Dans un mémoire d’amicus curiae présenté dans l’affaire civile, le Défenseur des droits a conclu que les pratiques des policiers à l’encontre de ces enfants, qui se fondaient sur des instructions de leurs supérieurs, constituaient un « harcèlement discriminatoire » et une « discrimination systémique » que « l’État [devait] être en mesure de faire cesser et réparer ».[88]
Les palpations et fouilles injustifiées constituent une violation de la vie privée
Jusqu’à récemment, aucune loi ou réglementation ne régissait l’usage des palpations corporelles lors des contrôles d’identité. Depuis 2014, le Code de déontologie de la police et de la gendarmerie (Code de la sécurité intérieure) a quelque peu circonscrit l’usage de la « palpation de sécurité » lors des contrôles d’identité :
La palpation de sécurité est exclusivement une mesure de sûreté. Elle ne revêt pas un caractère systématique. Elle est réservée aux cas dans lesquels elle apparaît nécessaire à la garantie de la sécurité du policier ou du gendarme qui l’accomplit ou de celle d’autrui. Elle a pour finalité de vérifier que la personne contrôlée n’est pas porteuse d'un objet dangereux pour elle-même ou pour autrui. Chaque fois que les circonstances le permettent, la palpation de sécurité est pratiquée à l’abri du regard du public.[89]
Quant aux règles régissant la fouille des sacs et des autres affaires personnelles telles que les téléphones, elles sont complexes. Les officiers de police judiciaire ont le droit de fouiller eux-mêmes tous les sacs lors d’un contrôle d’identité, tandis que les agents n’agissant pas au nom de la police judiciaire peuvent seulement demander à un individu de vider son sac pour inspection. Même si légalement, la personne peut refuser, beaucoup n’ont pas connaissance de ce droit ; de plus, un refus risque de prolonger la procédure, de susciter un examen encore plus approfondi et éventuellement de déboucher sur davantage de mesures de coercition. En l’absence d’un soupçon raisonnable portant spécifiquement sur l’individu, selon lequel il pourrait être en possession d’un téléphone volé, la police n’est pas en droit de demander ou d’exiger d’une personne qu’elle déverrouille son téléphone et les laisse explorer son contenu.
Le droit international relatif aux droits humains exige que toute restriction du droit à la vie privée soit clairement encadrée par la loi, nécessaire et proportionnée.
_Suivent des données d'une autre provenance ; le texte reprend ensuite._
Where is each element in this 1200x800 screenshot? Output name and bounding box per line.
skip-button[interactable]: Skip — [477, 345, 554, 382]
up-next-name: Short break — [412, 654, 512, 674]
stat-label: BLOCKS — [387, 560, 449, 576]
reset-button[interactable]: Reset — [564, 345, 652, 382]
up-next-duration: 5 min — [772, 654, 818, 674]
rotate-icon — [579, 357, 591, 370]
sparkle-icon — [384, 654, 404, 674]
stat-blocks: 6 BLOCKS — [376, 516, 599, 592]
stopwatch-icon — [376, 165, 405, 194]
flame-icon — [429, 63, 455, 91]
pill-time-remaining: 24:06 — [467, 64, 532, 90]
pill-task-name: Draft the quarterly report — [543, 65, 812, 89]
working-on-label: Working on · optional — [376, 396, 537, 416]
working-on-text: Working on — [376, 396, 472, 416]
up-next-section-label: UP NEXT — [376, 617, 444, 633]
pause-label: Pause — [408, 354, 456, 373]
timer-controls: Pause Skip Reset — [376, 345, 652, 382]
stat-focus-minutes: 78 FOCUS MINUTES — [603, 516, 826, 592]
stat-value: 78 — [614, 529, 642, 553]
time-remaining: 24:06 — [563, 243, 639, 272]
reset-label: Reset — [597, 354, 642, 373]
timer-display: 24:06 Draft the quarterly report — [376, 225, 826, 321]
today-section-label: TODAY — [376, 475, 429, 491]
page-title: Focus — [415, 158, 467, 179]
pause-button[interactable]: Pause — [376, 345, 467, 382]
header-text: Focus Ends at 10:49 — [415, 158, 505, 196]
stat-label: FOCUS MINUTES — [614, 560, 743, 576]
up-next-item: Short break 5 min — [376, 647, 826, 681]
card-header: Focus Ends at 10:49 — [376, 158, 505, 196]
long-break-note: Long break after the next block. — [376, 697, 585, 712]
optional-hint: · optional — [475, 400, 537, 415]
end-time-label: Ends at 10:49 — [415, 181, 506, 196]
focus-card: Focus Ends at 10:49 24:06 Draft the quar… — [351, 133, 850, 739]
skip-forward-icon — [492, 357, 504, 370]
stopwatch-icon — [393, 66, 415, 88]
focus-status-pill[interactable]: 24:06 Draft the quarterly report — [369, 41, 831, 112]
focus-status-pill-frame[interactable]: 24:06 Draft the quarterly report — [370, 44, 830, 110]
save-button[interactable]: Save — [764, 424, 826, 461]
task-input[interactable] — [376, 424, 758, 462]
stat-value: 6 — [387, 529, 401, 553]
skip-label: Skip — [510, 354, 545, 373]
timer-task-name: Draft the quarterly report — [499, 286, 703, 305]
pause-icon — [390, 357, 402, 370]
La Convention européenne des droits de l’homme, le Pacte international relatif aux droits civils et politiques et la Convention relative aux droits de l’enfant exigent que les restrictions des libertés, de la vie privée et de l’intégrité corporelle se conforment à la loi – c’est-à-dire qu’elles respectent un fondement légal clair, aussi bien en substance que dans leur procédure. La norme établissant ce fondement ne doit pas seulement exister dans le système juridique, mais être accessible et suffisamment claire et précise pour que son application et ses conséquences soient facilement prévisibles.[90] Tout recours aux palpations et aux fouilles de sacs, auprès des enfants comme des adultes, devrait être strictement nécessaire et justifié par un soupçon raisonnable de possession d’objets illégaux ou dangereux.
Le Comité des droits de l’enfant des Nations Unies a souligné lui aussi que le droit à la vie privée d’un enfant en conflit avec la loi devait être pleinement respecté à tous les stades de la procédure, à savoir « dès le premier contact avec les forces de l’ordre (par exemple lors d’une demande d’information et d’identification) », afin d’éviter sa stigmatisation.[91] Les enfants ont besoin de protections légales et d’une attention spécifique en raison de leur immaturité physique et émotionnelle. Comme dans tous les domaines touchant aux enfants, leur intérêt supérieur devrait toujours être la première des considérations.
IV. Insuffisance des mécanismes de contrôle et de responsabilisation
Les personnes voulant se plaindre de membres des forces de l’ordre peuvent recourir aux mécanismes internes de responsabilisation, ou à la justice pénale, mais aussi depuis 2011 au Défenseur des droits, l’institution nationale indépendante de défense des droits humains. L’Inspection générale de la police nationale (IGPN) est le service du ministère de l’Intérieur chargé d’enquêter sur les allégations d’abus policiers.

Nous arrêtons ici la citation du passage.